Analyzing stable isotopes in archival tissues, such as fish eye lenses, is used to document shifts in feeding ecology, diet, habitat use, and to reconstruct life history. Fish eye lenses grow sequentially throughout their ontogeny, resulting in a structure of multiple layers, or laminae. These laminae represent the chronology of the fish's life, much like tree rings. Lenses are protein-rich, which makes them an ideal structure for analyzing light isotopes such as δ¹³C, δ¹⁵N, and δ³⁴S. These light isotopes are primarily integrated into the lens tissue through the fish's diet. As research begins to emerge using eye lenses to reconstruct the life histories of fishes, the need for a reproducible method of delamination grows. For this study, two different researchers peeled lenses from each eye of the same adult Chinook salmon (Oncorhynchus tshawytscha) (n=10 fish).
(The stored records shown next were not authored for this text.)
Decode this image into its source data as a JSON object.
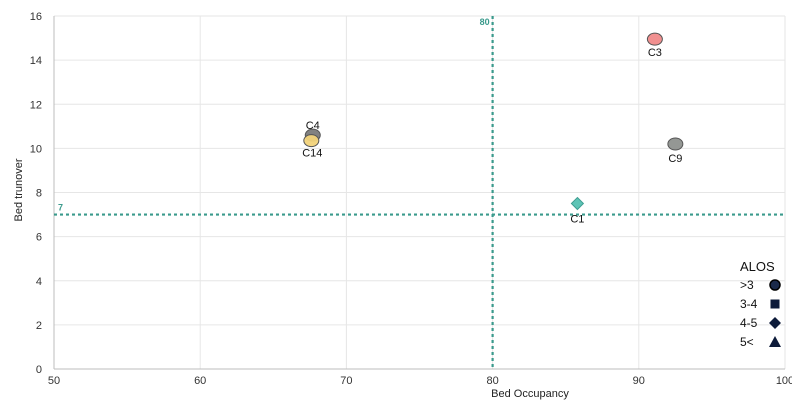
{
  "chart_data": {
    "type": "scatter",
    "xlabel": "Bed Occupancy",
    "ylabel": "Bed trunover",
    "xlim": [
      50,
      100
    ],
    "ylim": [
      0,
      16
    ],
    "x_ticks": [
      "50",
      "60",
      "70",
      "80",
      "90",
      "100"
    ],
    "y_ticks": [
      "0",
      "2",
      "4",
      "6",
      "8",
      "10",
      "12",
      "14",
      "16"
    ],
    "grid": true,
    "reference_lines": [
      {
        "orientation": "vertical",
        "value": 80,
        "label": "80",
        "color": "#3a9a8c",
        "style": "dotted"
      },
      {
        "orientation": "horizontal",
        "value": 7,
        "label": "7",
        "color": "#3a9a8c",
        "style": "dotted"
      }
    ],
    "points": [
      {
        "label": "C4",
        "x": 67.7,
        "y": 10.6,
        "shape": "circle",
        "color": "#7a7a7a"
      },
      {
        "label": "C14",
        "x": 67.6,
        "y": 10.35,
        "shape": "circle",
        "color": "#f2d37a"
      },
      {
        "label": "C3",
        "x": 91.1,
        "y": 14.95,
        "shape": "circle",
        "color": "#f08a8a"
      },
      {
        "label": "C9",
        "x": 92.5,
        "y": 10.2,
        "shape": "circle",
        "color": "#8e918e"
      },
      {
        "label": "C1",
        "x": 85.8,
        "y": 7.5,
        "shape": "diamond",
        "color": "#5ec4b6"
      }
    ],
    "legend": {
      "title": "ALOS",
      "position": "bottom-right",
      "entries": [
        {
          "label": ">3",
          "shape": "circle"
        },
        {
          "label": "3-4",
          "shape": "square"
        },
        {
          "label": "4-5",
          "shape": "diamond"
        },
        {
          "label": "5<",
          "shape": "triangle"
        }
      ]
    }
  }
}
Lens lamina number, diameter (mm), and mass (mg) of each lamina were recorded. Laminae were then submitted for isotopic analysis of both δ¹³C and δ¹⁵N. Isotope values were used as a validation to compare delamination patterns between researchers. δ¹³C and δ¹⁵N values from the lenses were then plotted using both the assigned lamina number and lens diameter to compare the difference between researchers. Analyzing the laminae based on lamina number resulted in significant variability between researchers. However, when lens diameter was used instead of lamina number, isotope patterns throughout the lenses of the same fish were nearly identical. Using lens diameter removes subjectivity between researchers, thereby increasing the reproducibility of the technique and providing a more robust interpretation of the data.

Metadata of eye lens stable isotope data (CN) of 10 2018 fall run Chinook salmon. Fish-specific metadata (e.g., fork_length, site_id) is given and collected by CDFW. Lens-specific metadata (e.g., layer_no, lens_dm) is collected during sample processing. Isotope data is generated by the Stable Isotope Facility at the University of California, Davis.